# Creating a Stress Detection Tool using Data From Mental Health Subreddits: Data Wrangling

#### Import necessary libraries

In [1]:
import pandas as pd
import numpy as np

#reddit crawler
import praw
from praw.models import MoreComments

#preprocessing
import string

#for saving
import pickle

#### Set up client

In [2]:
r = praw.Reddit(user_agent = '',
                client_id = '',
                client_secret = '',
                check_for_async=False)

#### Create the subreddit list that I want to get data from
* I have mostly chosen mental health  related subreddits
* I added in a few positivity-based subreddits to balance out as well

In [3]:
sr_list = ['adhd', 'affirmations', 'anger', 'anxiety', 'depression', 'mentalillness', 'mindfulness', 'socialanxiety']

#### Get URLs from top reddit posts from each subreddit
* I am creating the first for loop to get the top posts from each subreddit from the API
* The second for loop is to get the comments from each of those posts
* I am then appending it to the list, then converting to a dataframe

In [4]:
posts = []

for sr in sr_list:
    subreddit = r.subreddit(sr)
    
    for post in subreddit.hot(limit=100):
        
        post.comments.replace_more(limit=500)
        for comment in post.comments.list():
             posts.append([post.subreddit, comment.body])

In [5]:
posts = pd.DataFrame(posts)

#### Checking out the data
* .shape to make sure I have enough data
* .head and .tail to make sure everything looks right

In [6]:
posts.shape

(9546, 2)

In [7]:
posts.head(5)

Unnamed: 0,0,1
0,ADHD,"I finally cleaned my entire living space, and ..."
1,ADHD,I found this subreddit
2,ADHD,Made it through the first week of spring term!...
3,ADHD,I finally got my Adderall prescription yesterd...
4,ADHD,I finally got my info together to send to my a...


In [8]:
posts.tail(5)

Unnamed: 0,0,1
9541,socialanxiety,"true, how ever,, everyone is living in their o..."
9542,socialanxiety,"You actually don’t know it, you’re just using ..."
9543,socialanxiety,"lol i get this as well. most of the time, they..."
9544,socialanxiety,For me it's more like I'm scared I'll do somet...
9545,socialanxiety,Being able to use logic I think is a way of kn...

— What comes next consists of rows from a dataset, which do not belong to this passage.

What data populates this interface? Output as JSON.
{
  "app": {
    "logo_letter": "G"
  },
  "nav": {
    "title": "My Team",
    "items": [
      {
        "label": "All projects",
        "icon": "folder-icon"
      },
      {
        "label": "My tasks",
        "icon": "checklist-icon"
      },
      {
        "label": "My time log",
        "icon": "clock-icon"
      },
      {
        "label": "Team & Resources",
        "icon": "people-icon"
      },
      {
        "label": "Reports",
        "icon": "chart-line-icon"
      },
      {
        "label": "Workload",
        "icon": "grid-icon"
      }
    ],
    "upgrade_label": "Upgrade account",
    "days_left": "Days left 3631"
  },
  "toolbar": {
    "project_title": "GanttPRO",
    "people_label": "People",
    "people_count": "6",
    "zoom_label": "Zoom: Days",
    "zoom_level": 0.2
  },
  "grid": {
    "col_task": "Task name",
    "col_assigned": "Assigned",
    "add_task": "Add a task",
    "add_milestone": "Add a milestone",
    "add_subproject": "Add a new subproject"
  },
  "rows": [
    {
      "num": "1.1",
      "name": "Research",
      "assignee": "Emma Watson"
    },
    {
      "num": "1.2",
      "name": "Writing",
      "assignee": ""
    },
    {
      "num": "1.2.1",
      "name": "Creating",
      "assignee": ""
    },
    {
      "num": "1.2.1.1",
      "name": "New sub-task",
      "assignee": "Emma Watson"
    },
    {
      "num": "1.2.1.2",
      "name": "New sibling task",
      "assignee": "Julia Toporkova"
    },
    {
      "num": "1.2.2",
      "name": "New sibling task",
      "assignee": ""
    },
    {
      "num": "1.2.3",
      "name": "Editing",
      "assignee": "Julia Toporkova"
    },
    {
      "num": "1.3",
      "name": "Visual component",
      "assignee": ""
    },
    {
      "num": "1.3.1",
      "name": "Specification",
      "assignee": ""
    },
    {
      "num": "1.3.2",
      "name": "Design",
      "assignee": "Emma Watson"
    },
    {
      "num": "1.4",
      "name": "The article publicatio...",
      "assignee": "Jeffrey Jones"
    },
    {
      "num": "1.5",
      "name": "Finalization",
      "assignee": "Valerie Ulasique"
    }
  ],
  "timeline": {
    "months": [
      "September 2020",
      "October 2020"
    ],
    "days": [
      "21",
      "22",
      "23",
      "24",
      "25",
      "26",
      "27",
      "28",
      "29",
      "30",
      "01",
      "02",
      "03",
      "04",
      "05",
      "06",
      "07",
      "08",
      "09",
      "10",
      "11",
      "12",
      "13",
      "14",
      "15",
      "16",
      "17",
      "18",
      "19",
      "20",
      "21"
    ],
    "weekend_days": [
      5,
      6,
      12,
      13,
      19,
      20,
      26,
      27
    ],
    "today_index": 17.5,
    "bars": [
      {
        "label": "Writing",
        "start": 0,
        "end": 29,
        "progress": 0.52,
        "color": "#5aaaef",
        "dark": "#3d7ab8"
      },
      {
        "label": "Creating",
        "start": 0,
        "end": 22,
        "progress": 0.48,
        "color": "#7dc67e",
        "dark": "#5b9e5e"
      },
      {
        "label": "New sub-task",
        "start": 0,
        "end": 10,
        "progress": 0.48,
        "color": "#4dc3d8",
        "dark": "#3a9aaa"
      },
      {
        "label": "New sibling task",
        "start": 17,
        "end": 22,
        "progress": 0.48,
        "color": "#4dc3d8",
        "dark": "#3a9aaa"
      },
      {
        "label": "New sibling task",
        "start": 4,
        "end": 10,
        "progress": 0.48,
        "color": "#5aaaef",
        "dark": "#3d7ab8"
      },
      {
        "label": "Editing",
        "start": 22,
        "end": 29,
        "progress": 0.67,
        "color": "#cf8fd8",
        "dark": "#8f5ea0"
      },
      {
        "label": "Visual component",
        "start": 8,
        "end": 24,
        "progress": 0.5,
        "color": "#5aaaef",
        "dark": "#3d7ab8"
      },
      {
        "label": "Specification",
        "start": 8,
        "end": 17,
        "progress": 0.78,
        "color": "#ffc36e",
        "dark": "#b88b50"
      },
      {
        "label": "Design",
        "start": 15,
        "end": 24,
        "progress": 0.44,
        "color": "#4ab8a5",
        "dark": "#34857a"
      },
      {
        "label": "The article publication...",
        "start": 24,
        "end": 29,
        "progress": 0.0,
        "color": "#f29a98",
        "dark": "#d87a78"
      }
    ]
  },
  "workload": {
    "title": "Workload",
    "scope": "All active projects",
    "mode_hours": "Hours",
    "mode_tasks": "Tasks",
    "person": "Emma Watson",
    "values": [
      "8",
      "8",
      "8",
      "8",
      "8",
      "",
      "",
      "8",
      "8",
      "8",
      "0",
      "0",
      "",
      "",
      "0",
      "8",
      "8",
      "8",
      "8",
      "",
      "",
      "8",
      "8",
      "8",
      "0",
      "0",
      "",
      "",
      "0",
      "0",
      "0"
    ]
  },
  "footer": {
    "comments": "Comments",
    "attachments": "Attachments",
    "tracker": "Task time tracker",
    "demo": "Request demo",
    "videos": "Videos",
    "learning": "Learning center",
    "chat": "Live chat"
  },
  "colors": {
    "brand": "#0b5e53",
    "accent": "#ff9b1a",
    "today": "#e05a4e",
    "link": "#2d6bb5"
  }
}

#### Fixing the column names

In [9]:
posts.columns = ['subreddit', 'text']

In [10]:
posts.head(5)

Unnamed: 0,subreddit,text
0,ADHD,"I finally cleaned my entire living space, and ..."
1,ADHD,I found this subreddit
2,ADHD,Made it through the first week of spring term!...
3,ADHD,I finally got my Adderall prescription yesterd...
4,ADHD,I finally got my info together to send to my a...


#### Some preprocessing
* I know I want two versions of my text data available, one with capitilization and punctuation and one without so I am adding the preprocessed text to a new column

In [11]:
def remove_punctuations(text):
    for punctuation in string.punctuation:
        text = text.replace(punctuation, '')
    return text

posts['text_preproc'] = posts['text'].apply(remove_punctuations)

In [12]:
posts['text_preproc'] = posts['text_preproc'].str.lower()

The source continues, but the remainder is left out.